What has been described above are merely some embodiments of the present invention. It will be apparent to those skilled in the art that various changes and modifications can be made without departing from the inventive concept thereof, and these changes and modifications can be made without departing from the spirit and scope of the invention.

Claims

1. The utility model provides a Nor Flash's of noninductive dilatation perception circuit, nor Flash of noninductive dilatation includes main chip and a plurality of vice chip of overlapping setting, its characterized in that, the perception circuit includes:

2. The Nor Flash sensing circuit of claim 1, wherein the Nor Flash sensing circuit further comprises a follower, and the first terminal of the pull-up resistor is connected to the input terminal of the not gate through the follower.

3. The Nor Flash sensing circuit of claim 2, wherein the Nor Flash sensing circuit further comprises a filter, and the follower is connected to the input terminal of the not gate through the filter.

4. The Nor Flash sensing circuit without sensing capacity expansion of claim 3, further comprising a first rising edge detection circuit, a second rising edge detection circuit and a second selector, wherein an output end of the first selector is connected with one input end of the second selector to be connected with the trigger input end of the register through an output end of the second selector, and the other input end of the second selector inputs a low level signal;

5. The Nor Flash sensing circuit with noninductive capacity expansion of claim 4, wherein the Nor Flash sensing circuit with noninductive capacity expansion further comprises a judgment circuit, an input end of the judgment circuit is connected with an output end of the second rising edge detection circuit, and an output end of the judgment circuit is used for outputting an error state signal.

6. The Nor Flash sensing circuit without sensing capacity expansion of claim 4 or 5, wherein the first rising edge detection circuit and the second rising edge detection circuit are both delay signal generation circuits based on rising edge triggering.

7. The Nor Flash sensing circuit of claim 1, wherein the register is a D flip-flop.

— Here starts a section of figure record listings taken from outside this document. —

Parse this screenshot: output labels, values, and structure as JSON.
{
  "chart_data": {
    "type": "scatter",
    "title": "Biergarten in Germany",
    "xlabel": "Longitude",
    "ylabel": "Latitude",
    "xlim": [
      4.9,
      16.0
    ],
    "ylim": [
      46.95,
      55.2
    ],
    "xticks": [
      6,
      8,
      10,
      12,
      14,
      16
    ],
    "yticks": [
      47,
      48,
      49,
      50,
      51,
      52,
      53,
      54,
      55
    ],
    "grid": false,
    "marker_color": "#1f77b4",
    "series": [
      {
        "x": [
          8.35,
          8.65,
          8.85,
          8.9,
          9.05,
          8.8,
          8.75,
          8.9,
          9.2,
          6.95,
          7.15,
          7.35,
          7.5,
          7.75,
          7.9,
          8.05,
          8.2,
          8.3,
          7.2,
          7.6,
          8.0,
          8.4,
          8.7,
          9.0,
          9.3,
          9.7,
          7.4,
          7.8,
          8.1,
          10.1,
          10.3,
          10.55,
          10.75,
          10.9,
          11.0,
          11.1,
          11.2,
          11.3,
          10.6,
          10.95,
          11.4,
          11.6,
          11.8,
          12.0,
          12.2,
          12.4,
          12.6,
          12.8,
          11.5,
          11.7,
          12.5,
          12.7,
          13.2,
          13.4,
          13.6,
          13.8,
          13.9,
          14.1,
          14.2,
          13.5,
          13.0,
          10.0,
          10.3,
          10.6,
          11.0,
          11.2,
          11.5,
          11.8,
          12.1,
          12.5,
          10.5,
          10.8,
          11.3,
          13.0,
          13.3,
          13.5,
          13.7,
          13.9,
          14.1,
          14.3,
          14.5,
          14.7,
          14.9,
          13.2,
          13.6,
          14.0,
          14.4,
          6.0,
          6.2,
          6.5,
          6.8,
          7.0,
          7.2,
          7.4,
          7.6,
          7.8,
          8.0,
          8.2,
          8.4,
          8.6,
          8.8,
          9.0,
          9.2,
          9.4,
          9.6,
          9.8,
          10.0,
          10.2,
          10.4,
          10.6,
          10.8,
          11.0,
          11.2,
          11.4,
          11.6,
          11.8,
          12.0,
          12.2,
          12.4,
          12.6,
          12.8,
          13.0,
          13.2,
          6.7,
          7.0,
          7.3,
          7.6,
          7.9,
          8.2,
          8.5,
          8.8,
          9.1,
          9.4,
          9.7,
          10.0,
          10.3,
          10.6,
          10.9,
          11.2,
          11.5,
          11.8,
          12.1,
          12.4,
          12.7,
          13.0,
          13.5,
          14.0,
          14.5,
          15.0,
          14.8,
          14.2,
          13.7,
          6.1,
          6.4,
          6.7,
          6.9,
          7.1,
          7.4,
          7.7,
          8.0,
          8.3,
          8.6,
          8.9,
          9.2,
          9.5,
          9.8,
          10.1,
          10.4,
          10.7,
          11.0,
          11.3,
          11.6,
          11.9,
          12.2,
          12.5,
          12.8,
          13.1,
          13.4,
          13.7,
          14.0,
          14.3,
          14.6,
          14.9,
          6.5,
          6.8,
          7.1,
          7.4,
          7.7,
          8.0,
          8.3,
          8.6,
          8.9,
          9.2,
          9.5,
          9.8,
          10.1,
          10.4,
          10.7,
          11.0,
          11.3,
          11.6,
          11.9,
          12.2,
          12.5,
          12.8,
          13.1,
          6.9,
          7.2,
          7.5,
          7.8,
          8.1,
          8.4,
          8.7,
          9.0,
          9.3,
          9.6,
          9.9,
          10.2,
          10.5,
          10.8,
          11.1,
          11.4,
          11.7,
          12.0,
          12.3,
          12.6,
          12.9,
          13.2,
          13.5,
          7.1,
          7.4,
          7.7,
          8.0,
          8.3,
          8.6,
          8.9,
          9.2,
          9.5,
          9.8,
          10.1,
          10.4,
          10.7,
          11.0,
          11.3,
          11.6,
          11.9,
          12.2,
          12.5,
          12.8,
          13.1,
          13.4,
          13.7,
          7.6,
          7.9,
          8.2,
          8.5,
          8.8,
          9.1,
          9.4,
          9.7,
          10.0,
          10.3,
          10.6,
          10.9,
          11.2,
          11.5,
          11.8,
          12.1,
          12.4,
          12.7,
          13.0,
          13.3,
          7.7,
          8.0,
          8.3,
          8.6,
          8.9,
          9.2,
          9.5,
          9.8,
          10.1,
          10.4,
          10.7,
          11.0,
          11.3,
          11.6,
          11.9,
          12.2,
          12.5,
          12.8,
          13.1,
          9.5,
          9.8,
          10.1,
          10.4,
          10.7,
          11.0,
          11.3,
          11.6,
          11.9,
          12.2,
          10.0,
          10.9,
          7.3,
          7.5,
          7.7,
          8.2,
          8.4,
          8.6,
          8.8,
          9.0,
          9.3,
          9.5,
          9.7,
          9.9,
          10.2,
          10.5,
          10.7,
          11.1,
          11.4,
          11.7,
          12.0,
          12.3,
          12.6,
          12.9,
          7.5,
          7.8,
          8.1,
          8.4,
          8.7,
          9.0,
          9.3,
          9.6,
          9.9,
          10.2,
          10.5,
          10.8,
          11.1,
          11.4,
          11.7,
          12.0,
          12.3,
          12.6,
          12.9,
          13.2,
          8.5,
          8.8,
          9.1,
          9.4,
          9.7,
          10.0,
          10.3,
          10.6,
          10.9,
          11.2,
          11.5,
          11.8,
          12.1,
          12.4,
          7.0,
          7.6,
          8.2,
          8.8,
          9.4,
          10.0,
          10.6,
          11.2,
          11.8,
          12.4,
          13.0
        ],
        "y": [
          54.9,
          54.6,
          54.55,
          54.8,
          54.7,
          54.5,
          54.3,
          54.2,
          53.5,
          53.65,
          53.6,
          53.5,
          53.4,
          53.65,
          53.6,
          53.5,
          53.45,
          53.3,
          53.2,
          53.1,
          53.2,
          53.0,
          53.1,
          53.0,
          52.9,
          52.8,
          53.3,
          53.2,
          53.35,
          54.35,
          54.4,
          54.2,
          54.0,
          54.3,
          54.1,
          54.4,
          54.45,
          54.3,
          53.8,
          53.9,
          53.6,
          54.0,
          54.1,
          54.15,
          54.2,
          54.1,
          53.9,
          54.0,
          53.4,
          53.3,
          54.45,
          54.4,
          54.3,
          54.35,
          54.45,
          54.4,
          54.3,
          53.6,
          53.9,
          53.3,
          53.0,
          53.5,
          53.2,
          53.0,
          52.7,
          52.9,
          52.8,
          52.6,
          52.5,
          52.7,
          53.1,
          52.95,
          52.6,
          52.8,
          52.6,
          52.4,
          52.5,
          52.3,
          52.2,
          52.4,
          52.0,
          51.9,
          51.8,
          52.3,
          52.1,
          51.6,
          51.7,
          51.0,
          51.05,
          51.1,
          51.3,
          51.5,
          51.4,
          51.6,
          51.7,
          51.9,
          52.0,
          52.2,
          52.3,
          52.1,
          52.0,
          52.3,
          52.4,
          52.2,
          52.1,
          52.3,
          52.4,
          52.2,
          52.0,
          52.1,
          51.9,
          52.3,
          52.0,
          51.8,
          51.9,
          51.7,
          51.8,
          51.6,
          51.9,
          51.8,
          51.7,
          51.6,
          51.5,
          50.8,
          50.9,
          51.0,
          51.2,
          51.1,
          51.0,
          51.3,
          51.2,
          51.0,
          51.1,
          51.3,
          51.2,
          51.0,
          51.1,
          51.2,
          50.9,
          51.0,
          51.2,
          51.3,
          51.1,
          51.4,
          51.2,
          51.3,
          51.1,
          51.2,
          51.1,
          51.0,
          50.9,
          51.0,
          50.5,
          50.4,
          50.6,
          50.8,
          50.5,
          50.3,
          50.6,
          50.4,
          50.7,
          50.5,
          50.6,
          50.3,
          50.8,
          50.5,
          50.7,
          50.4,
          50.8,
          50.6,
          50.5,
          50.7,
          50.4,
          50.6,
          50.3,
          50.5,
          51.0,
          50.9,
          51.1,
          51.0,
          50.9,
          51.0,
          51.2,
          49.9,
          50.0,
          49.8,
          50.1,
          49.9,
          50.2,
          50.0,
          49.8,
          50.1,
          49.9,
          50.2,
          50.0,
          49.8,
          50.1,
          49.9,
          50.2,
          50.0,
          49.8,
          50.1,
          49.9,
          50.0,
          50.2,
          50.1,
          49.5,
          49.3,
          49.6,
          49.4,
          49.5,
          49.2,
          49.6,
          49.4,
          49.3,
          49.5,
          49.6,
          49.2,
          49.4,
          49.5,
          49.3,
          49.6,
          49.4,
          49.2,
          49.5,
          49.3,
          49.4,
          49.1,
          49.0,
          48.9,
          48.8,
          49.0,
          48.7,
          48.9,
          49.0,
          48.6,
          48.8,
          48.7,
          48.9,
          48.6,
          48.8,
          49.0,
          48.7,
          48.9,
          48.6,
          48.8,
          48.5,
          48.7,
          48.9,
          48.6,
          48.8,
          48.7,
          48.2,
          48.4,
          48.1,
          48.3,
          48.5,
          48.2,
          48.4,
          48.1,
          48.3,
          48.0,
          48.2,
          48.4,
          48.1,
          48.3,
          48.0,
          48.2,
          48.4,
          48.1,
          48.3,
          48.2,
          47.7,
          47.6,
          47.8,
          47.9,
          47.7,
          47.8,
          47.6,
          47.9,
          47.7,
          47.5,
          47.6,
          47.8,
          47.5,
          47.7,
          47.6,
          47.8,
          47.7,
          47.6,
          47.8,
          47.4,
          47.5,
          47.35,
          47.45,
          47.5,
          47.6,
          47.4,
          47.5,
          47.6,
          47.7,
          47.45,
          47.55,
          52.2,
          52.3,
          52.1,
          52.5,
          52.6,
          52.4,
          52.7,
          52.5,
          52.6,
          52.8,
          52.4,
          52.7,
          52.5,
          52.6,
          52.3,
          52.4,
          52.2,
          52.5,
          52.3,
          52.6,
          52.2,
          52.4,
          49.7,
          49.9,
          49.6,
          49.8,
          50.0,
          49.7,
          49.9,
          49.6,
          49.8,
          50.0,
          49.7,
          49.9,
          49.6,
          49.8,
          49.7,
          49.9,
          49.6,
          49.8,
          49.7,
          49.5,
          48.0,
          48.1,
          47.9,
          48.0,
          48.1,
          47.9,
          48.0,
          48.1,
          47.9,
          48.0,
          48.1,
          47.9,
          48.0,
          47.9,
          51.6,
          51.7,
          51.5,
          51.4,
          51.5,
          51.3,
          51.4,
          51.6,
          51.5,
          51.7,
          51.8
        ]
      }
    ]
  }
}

8. The Nor Flash sensing circuit of claim 1, wherein the transistor is an NMOS transistor.

9. A Nor Flash without inductive capacity expansion, which comprises a main chip and a plurality of secondary chips which are stacked and sealed, wherein the main chip is provided with a sensing circuit of the Nor Flash without inductive capacity expansion according to any one of claims 1 to 8.

10. An electronic device characterized in that the electronic device comprises Nor Flash with noninductive Flash as claimed in claim 9.